When I say we will shoot, you should not take it just as a threat. You should not seek to prove me.'
Isaac walked halfway down the aisle to where the leg room was greatest, to the seats by the passage to the emergency doors with the escape route on to the wings. Luigi Franconi and Aldo Genti were on his right, three of the schoolchildren from Lvov to the left. He beckoned to them with his gun barrel, the motioning gesture drawing them from their seats as if he had discarded the possibility that they would understand his speech. The children were simple, absorbed immediately among their friends, but the Italians were harder and he had to lead them down the aisle to where there were vacant places and stifled protests from those who were comfortable and settled. Both had to climb over knees and bags and passengers that were already settled and unyielding and heavy with hostility at the disturbance, Franconi two rows in front of Genti, separated from their camaraderie and nervous and fiddling with their spectacles. Isaac checked the doors till he was satisfied they had not been tampered with, were as secure as they had been when they were airborne. He walked on down the aisle, the submachine-gun swinging easily in his hand, turning neither to right nor left, as if ignoring those who sat to either side of him. He walked to where the drinks trolley still blocked the rear passageway to the far exit, and bent down to rummage under the final row of seats till his hands emerged with two life jackets, brilliant orange and with their straps sagging. A few moments work and he had lashed the trolley to the nearest seat legs, pulling on the knots he had made with the straps till he was satisfied that they would hold. A slight and primitive barricade, an obstruction between the body of the plane and the back exit. He returned down the aisle, now staring his way through the passengers, as if his whim had changed and he sought to force his personality over them, but there were no takers, no heroes seeking a dangerous laugh at his expense. Even the American was not talking. And the headmaster looking straight ahead even when Isaac brushed his hip against the shoulder of the sitting man.

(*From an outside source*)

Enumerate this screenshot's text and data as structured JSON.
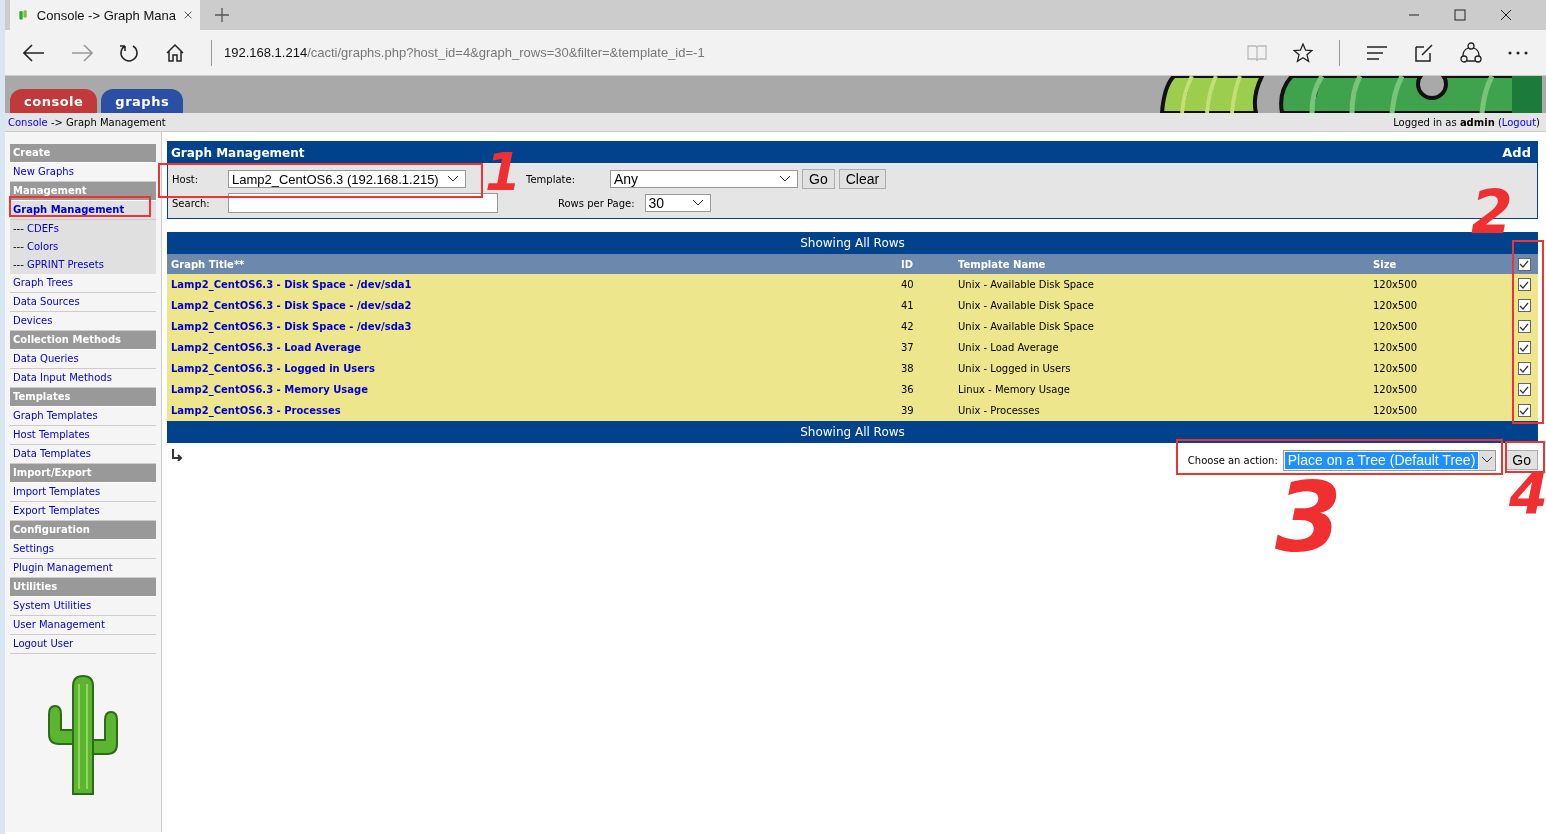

Isaac came past David and Rebecca, not stopping, and went on to the cockpit. Again the gesture with the gun, and the pilot officer and the navigator unfastened their harnesses, climbed up from their seats and moved back towards the main cabin. As she came through the passage entrance Anna Tashova dropped her facade of competence and seriousness and grinned, meeting the eyes in front of her, identifying the heads and faces, seeing on them the broad lines of gratitude and thanks. She had heard the clapping when she had landed the Ilyushin, and it had warmed her, a sweetening and sustaining gesture, and now she saw again from these people the trust and regard in which they held her. They were all too frightened to speak to her – yet who was she to call them cowards? She had been told what it was like in the 'Former Times', as the elderly referred to them, when Josef Stalin, who was now a 'non-person', had ruled, when the secret police were rampant, when the prisons were full and the firing squads busy. She knew why they were quiet, and wondered what more she might do to protect them. She found a seat near the front of the plane, the navigator further back.
Isaac lingered near her, interrupting his continuous movement for a moment. He wanted her to speak to him, as if he believed she was part of their plan in some confused and abstract way.
Twice he was about to move on his mission of bedding down the passengers, but he faltered, staying close, inviting conversation that she was not prepared to offer.